Approximately an hour later, intermittent network failures within AWS continued but this occurrence was limited to a degradation of service—as opposed to a full outage—of less than eight minutes. Impacted customers were those that received a “500 Internal Server Error” response between 14:40 UTC and 14:47 UTC.

 

Actions

  • Improve the automatic failover process and service restart capabilities to build additional resiliency into the application environment.
  • Improve our criteria for considering an incident fully resolved.
Posted Feb 10, 2021 - 16:50 EST

Resolved
After deploying the fix, all systems appear to be stabilized and functioning. The incident is being considered resolved.
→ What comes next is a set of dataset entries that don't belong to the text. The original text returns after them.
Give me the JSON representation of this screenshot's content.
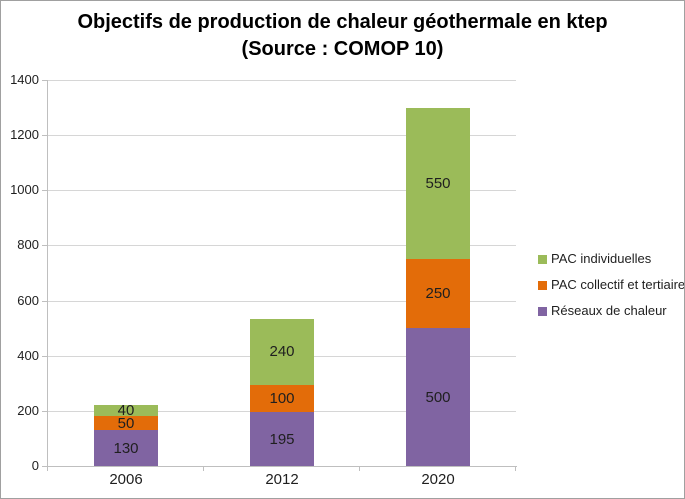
{
  "title": {
    "line1": "Objectifs de production de chaleur géothermale en ktep",
    "line2": "(Source : COMOP 10)"
  },
  "chart_data": {
    "type": "bar",
    "stacked": true,
    "title": "Objectifs de production de chaleur géothermale en ktep (Source : COMOP 10)",
    "categories": [
      "2006",
      "2012",
      "2020"
    ],
    "series": [
      {
        "name": "Réseaux de chaleur",
        "color": "#8064A2",
        "values": [
          130,
          195,
          500
        ]
      },
      {
        "name": "PAC collectif et tertiaire",
        "color": "#E36C09",
        "values": [
          50,
          100,
          250
        ]
      },
      {
        "name": "PAC individuelles",
        "color": "#9BBB59",
        "values": [
          40,
          240,
          550
        ]
      }
    ],
    "totals": [
      220,
      535,
      1300
    ],
    "xlabel": "",
    "ylabel": "",
    "ylim": [
      0,
      1400
    ],
    "yticks": [
      0,
      200,
      400,
      600,
      800,
      1000,
      1200,
      1400
    ],
    "grid": true,
    "data_labels": true,
    "legend_position": "right",
    "legend_order": [
      "PAC individuelles",
      "PAC collectif et tertiaire",
      "Réseaux de chaleur"
    ]
  },
  "colors": {
    "gridline": "#D6D6D6",
    "axis": "#BFBFBF",
    "outer_border": "#A0A0A0",
    "label_text": "#1F1F1F",
    "title_text": "#000000"
  }
}
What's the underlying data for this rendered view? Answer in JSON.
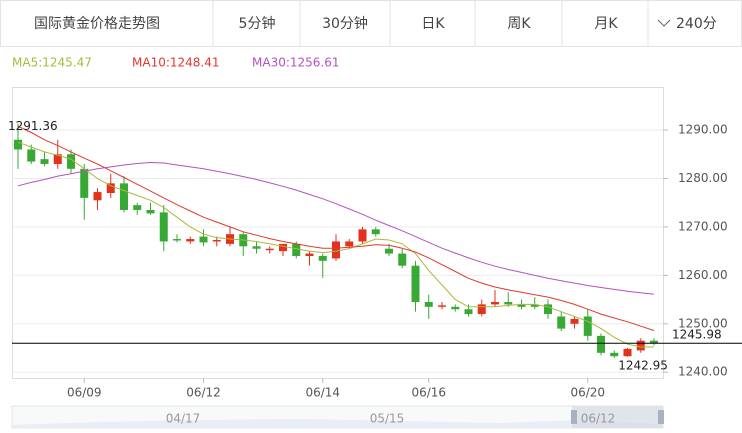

We are still investigating to understand the specific causes of the incident and will publish a post-mortem.

We apologize for any inconvenience and disruption to service.
Posted Feb 08, 2021 - 08:39 EST
Monitoring
A fix has been implemented addressing the API errors.

We are actively monitoring the results.
Posted Feb 08, 2021 - 08:27 EST
Investigating
We have identified an issue causing intermittent 500 errors on Spreedly's Core API.

This is impacting transactions and requests to Spreedly's API.

Updates will be provided as they become available.
Posted Feb 08, 2021 - 08:20 EST
This incident affected: Core Transactional API.